Com a convocação da Assembléia Constituinte, em 1933, a perseguição aos imigrantes intensificou-se. Vários debates travados pelos deputados, conforme a historiadora, eram claramente escorados em teorias nacionalistas e eugenistas. Na época, a preocupação das autoridades brasileiras recaía com mais força sobre os japoneses. Receava-se que a colônia instalada no país pudesse atuar como uma espécie de braço avançado do Japão, país que tinha aspirações imperialistas e acabara de invadir a Manchúria. Como reflexo desse temor, em 1934 foi aprovada a lei de cotas, que mais uma vez impunha limites ao ingresso de estrangeiros em terras brasileiras. Pela nova legislação, apenas o equivalente a 2% do fluxo de entrada de cada nacionalidade nos 50 anos anteriores seria autorizado a fixar residência por aqui. “Embora a lei aparentasse ter um caráter abrangente, ela foi formulada para atingir mais diretamente os japoneses, visto que os primeiros representantes desse grupo chegaram ao Brasil somente em 1908”, explica Endrica.

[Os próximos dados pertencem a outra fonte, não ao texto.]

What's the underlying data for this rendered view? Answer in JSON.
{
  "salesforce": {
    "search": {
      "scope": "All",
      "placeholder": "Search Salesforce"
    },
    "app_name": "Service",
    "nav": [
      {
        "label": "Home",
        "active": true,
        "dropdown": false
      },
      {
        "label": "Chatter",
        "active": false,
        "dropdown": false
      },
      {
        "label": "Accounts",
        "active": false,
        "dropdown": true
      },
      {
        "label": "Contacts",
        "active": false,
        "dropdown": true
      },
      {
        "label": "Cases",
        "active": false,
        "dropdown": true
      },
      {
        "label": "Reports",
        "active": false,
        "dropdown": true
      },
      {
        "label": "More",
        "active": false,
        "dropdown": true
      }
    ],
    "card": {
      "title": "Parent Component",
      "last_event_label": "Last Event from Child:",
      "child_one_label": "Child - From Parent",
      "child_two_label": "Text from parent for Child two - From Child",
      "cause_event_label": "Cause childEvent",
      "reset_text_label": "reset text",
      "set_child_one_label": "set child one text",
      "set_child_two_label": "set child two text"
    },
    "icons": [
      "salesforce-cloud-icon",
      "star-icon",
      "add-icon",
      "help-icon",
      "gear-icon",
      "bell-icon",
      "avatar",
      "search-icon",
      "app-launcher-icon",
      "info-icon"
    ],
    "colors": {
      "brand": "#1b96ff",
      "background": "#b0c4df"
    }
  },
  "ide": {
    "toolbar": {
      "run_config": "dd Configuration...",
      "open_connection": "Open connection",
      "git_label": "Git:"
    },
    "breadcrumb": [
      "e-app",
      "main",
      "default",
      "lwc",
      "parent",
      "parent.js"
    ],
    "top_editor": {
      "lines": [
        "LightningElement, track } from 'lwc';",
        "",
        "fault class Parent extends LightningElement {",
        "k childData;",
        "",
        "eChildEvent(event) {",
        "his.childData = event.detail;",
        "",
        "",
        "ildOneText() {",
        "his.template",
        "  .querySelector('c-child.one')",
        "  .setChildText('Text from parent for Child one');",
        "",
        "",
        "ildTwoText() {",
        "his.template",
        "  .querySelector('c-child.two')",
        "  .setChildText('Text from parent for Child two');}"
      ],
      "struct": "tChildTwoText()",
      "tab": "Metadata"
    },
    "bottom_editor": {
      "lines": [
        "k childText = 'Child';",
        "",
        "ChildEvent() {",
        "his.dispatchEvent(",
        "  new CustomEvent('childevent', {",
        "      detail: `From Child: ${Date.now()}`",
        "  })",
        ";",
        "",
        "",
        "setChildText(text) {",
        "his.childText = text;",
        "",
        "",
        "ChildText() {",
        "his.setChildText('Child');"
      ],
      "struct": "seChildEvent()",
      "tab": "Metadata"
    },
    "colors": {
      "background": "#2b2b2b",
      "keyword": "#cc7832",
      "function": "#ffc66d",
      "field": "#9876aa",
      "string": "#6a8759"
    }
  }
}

Esse aspecto, considera a historiadora, constituí evidência de que a questão racial não foi a única motivadora das políticas de imigração e de controle de estrangeiros executadas no período, a despeito de também ter exercido influência sobre estas. Outro dado que corrobora para a hipótese defendida pela autora da tese é o fato de a legislação imigratória brasileira ter sido inspirada na experiência norte-americana e não na alemã, como muitos estudos afirmam. Esta última, como se sabe, era fortemente marcada pelo caráter anti-semita. “No Brasil também havia o anti-semitismo, mas ele não foi tão intenso”, considera. No Estado Novo, que tem início em 1937 e se estende até o final da primeira gestão Vargas, o governo volta à carga com a implantação de uma política de nacionalização que alcançava pronunciadamente as colônias estrangeiras pertencentes aos países do Eixo, a saber: Itália, Alemanha e Japão.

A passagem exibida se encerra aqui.